Não é uma lista muito grande, mas eu me contentaria se fosse a minha lista de composições! Tudo (quase tudo) que ele fazia ficou mais difícil de ser feito, depois. Descontando os prelúdios (em que o Bach aparece em primeiro lugar, com seus prelúdios e fugas), é praticamente impossível pensar no resto sem pensar em Chopin antes de qualquer outro compositor.
Uma de suas características marcantes é a preferência pelas formas curtas (todas essas acima são dessa categoria). Nessas, não tem pra mais ninguém! Nas formas instrumentais longas - sinfonia, concerto, sonata - Chopin não se sentia tão à vontade, e em muitas de suas composições nessas formas (à exceção da sinfonia, que ele nunca nem se deu ao trabalho de tentar) a marca que ele deixou não é tão relevante. Mas isso é perfeitamente "entendível": depois de Haydn, Mozart, Beethoven, ficou difícil competir em qualquer uma dessas categorias longas: todo mundo, em maior ou menor grau, depois da "Santíssima Trindade" da música clássica vienense, teve inúmeros problemas quando se aventuraram nesse grandes formas, pois a herança dos três assombrou o século XIX inteiro.

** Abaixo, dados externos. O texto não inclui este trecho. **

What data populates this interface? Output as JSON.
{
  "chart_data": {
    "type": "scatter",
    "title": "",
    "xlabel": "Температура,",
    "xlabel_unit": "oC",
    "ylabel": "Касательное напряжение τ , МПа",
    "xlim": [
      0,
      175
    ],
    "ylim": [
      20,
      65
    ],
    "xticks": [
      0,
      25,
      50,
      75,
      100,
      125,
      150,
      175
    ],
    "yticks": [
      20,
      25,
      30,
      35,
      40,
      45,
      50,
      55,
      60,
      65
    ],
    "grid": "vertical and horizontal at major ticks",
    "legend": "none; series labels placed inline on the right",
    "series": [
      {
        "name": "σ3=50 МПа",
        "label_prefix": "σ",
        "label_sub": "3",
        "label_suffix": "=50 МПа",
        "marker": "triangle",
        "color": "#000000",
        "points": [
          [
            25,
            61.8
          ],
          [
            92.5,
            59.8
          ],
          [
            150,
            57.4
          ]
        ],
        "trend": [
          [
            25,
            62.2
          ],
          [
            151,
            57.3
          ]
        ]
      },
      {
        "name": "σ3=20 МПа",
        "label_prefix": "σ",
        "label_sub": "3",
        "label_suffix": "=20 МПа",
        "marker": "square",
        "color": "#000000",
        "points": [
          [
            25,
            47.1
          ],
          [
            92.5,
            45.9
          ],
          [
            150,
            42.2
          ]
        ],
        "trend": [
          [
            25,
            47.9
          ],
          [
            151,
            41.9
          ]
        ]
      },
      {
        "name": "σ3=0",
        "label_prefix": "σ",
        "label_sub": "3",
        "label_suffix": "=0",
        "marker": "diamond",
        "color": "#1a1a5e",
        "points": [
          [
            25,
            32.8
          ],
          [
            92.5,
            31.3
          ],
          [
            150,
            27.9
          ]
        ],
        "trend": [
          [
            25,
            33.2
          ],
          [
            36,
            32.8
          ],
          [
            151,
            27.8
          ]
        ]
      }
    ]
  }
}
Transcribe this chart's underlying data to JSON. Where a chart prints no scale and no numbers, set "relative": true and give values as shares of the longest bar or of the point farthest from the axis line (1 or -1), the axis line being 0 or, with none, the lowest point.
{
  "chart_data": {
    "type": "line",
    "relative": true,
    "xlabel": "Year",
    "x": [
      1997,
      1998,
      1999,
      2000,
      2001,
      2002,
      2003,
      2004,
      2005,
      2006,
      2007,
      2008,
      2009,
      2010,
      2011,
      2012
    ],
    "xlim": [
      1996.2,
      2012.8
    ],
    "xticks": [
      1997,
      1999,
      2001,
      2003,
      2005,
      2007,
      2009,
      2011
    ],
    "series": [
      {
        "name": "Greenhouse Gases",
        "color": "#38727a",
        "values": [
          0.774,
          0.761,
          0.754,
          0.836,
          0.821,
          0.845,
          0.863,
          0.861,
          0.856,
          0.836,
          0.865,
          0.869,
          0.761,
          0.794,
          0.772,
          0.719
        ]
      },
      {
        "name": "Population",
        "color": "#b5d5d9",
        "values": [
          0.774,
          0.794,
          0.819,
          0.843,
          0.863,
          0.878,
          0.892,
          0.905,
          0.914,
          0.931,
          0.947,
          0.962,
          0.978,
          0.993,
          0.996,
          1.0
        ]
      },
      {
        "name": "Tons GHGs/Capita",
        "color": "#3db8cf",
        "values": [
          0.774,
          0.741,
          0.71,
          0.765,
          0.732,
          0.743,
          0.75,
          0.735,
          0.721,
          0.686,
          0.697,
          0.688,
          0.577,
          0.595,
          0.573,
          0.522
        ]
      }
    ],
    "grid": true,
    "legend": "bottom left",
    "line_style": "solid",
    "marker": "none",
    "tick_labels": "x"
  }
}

Mas nas formas curtas Chopin é o mestre de todos!
Só para ilustrar o que considero marcas indeléveis de Chopin:
O Noturno em si bemol maior, de John Field:
(Chopin teve um bom "professor"... bem bonito o Noturno, né?)
E o Noturno nº 1, em si bemol menor, de Chopin:
(Mas convenhamos... o "aluno" se saiu melhor!)
Estudo nº 42, em fá maior, da coleção Gradus ad Parnassum, do Clementi:
(Não dá para reclamar que é feio...)
E o Estudo Op. 10, nº 8, também em fá maior, do Chopin:
(Reclama-se menos ainda!)
Polonaise Op. 40, nº 2, em dó menor, do Chopin (não tem muito com quem comparar...):
Valsa Op. 64, nº 2, em dó sustenido menor:
Quem só ouve os Noturnos de Chopin, ou ouve sempre as mesmas coisas, mais "populares", de sua música, acha que tudo é sempre igual, sempre "romântico", no sentido pejorativo do termo (apesar de eu duvidar que, depois de ouvir o Prelúdio Op. 29, nº 4, em mi menor, alguém ainda ache que seu "romantismo" é um ponto negativo):
Mas Chopin é muito mais que isso! Há um lado fantasmagórico/tenebroso em sua música que é relativamente menos conhecido, mas tão característico quanto seu "romantismo", como no Scherzo nº 1, Op. 20, em si menor:
(Nesse caso, o lado fantasmagórico/tenebroso é contrabalançado pelo trecho central do Scherzo, de um modo um tanto quanto "bipolar", eu acho)
Muito mais totalmente fantasmagórico é o último movimento da Sonata para piano nº 2, Op. 20, em si bemol menor:
Ainda mais se considerarmos que o trecho acima vem após isso aqui:
Até nessa sonata Chopin consegue, de certo modo, competir com o mestre Beethoven: quem é pensa em Marcha Fúnebre e se lembra primeiro da Sonata nº 12, Op. 26, em lá bemol maior, do Beetho?:
(Lindo também, sem dúvida!)
Mas, continuando com Chopin, que tal a "fantasmagorice" do Prelúdio Op. 28, nº 2, em lá menor?:
Ou o desespero/fatalismo do último prelúdio da série, o nº 24, em ré menor?:
(Tranquem as janelas e joguem as chaves fora!)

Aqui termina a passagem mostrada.